AMPK activators suppress breast cancer cell growth by inhibiting DVL3-facilitated Wnt/β-catenin signaling pathway activity

Adenosine monophosphate-activated protein kinase (AMPK) is a principal regulator of metabolism and the conservation of energy in cells, and protects them from exposure to various stressors. AMPK activators may exhibit therapeutic potential as suppressors of cell growth; however, the molecular mechanism underlying this phenomenon in various cancer cells remains to be fully elucidated. The present study investigated the effects of AMPK activators on breast cancer cell growth and specified the underlying molecular mechanism. In the present study, the AMPK activator metformin impaired breast cancer cell growth by reducing dishevelled segment polarity protein 3 (DVL3) and beta-catenin levels.

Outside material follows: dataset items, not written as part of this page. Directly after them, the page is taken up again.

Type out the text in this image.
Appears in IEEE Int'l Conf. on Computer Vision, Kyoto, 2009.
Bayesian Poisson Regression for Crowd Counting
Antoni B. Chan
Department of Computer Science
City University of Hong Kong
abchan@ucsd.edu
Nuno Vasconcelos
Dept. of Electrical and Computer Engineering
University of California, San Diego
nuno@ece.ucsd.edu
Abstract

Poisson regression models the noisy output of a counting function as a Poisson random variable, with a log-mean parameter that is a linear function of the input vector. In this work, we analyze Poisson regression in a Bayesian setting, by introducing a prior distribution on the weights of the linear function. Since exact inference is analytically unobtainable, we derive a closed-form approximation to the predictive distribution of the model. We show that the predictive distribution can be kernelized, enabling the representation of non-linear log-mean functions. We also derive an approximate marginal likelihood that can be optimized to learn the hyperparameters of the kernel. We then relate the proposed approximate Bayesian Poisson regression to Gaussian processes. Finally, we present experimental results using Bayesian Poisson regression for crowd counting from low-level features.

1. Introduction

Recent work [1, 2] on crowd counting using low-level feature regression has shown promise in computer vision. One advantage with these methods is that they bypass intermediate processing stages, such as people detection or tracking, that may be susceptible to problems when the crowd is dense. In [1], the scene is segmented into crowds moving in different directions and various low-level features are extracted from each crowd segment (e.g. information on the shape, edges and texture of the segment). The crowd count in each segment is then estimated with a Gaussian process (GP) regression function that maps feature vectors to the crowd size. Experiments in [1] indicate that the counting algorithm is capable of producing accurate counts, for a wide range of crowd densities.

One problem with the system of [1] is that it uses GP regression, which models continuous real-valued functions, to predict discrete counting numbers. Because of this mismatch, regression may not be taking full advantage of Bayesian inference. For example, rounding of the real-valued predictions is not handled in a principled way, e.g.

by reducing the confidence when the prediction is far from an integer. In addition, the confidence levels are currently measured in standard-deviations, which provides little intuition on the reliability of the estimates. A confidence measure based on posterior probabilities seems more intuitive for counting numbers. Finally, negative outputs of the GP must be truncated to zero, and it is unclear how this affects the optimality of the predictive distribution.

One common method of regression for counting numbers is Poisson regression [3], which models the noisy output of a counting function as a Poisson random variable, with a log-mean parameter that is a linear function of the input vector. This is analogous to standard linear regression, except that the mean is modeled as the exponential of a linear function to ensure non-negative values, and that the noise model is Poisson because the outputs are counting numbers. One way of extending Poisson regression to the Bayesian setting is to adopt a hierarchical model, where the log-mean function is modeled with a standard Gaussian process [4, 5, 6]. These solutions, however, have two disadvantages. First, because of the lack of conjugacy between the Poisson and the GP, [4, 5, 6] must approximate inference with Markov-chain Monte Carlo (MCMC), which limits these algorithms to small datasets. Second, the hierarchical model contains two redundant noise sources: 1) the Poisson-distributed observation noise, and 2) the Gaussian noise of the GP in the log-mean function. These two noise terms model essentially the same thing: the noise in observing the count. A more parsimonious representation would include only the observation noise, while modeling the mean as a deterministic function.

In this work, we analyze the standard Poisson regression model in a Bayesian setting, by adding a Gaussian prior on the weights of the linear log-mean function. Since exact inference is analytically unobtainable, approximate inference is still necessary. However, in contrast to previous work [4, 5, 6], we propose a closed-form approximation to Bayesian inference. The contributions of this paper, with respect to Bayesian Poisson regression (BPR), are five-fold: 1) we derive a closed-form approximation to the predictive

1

Western blotting and immunohistochemistry demonstrated that DVL3 was recurrently upregulated in breast cancer cells that were not treated with metformin, and was significantly associated with enhanced levels of beta-catenin, c-Myc and cyclin D1. Overexpression of DVL3 resulted in upregulation of beta-catenin and amplification of breast cancer cell growth, which confirmed that Wnt/beta-catenin activation via DVL3 is associated with breast cancer oncogenesis. To elucidate the underlying mechanism of these effects, the present study verified that metformin resulted in a downregulation of DVL3 and beta-catenin in a dose-dependent manner, and induced phosphorylation of AMPK. Compound C is an AMPK inhibitor, which when administered alongside metformin, significantly abolished the effects of metformin on the reduction of DVL3 and activation of the phosphorylation of AMPK. Notably, the effects of metformin on the mRNA expression levels of DVL3 remain to be fully elucidated; however, a possible interaction with DVL3 at the post-transcriptional level was observed. It has previously been suggested that the molecular mechanism underlying AMPK activator-induced suppression of breast cancer cell growth involves an interaction with, and impairment of, DVL3 proteins. The results of the present study are of future clinical importance and advocate the use of metformin as a potential therapeutic agent against breast cancer.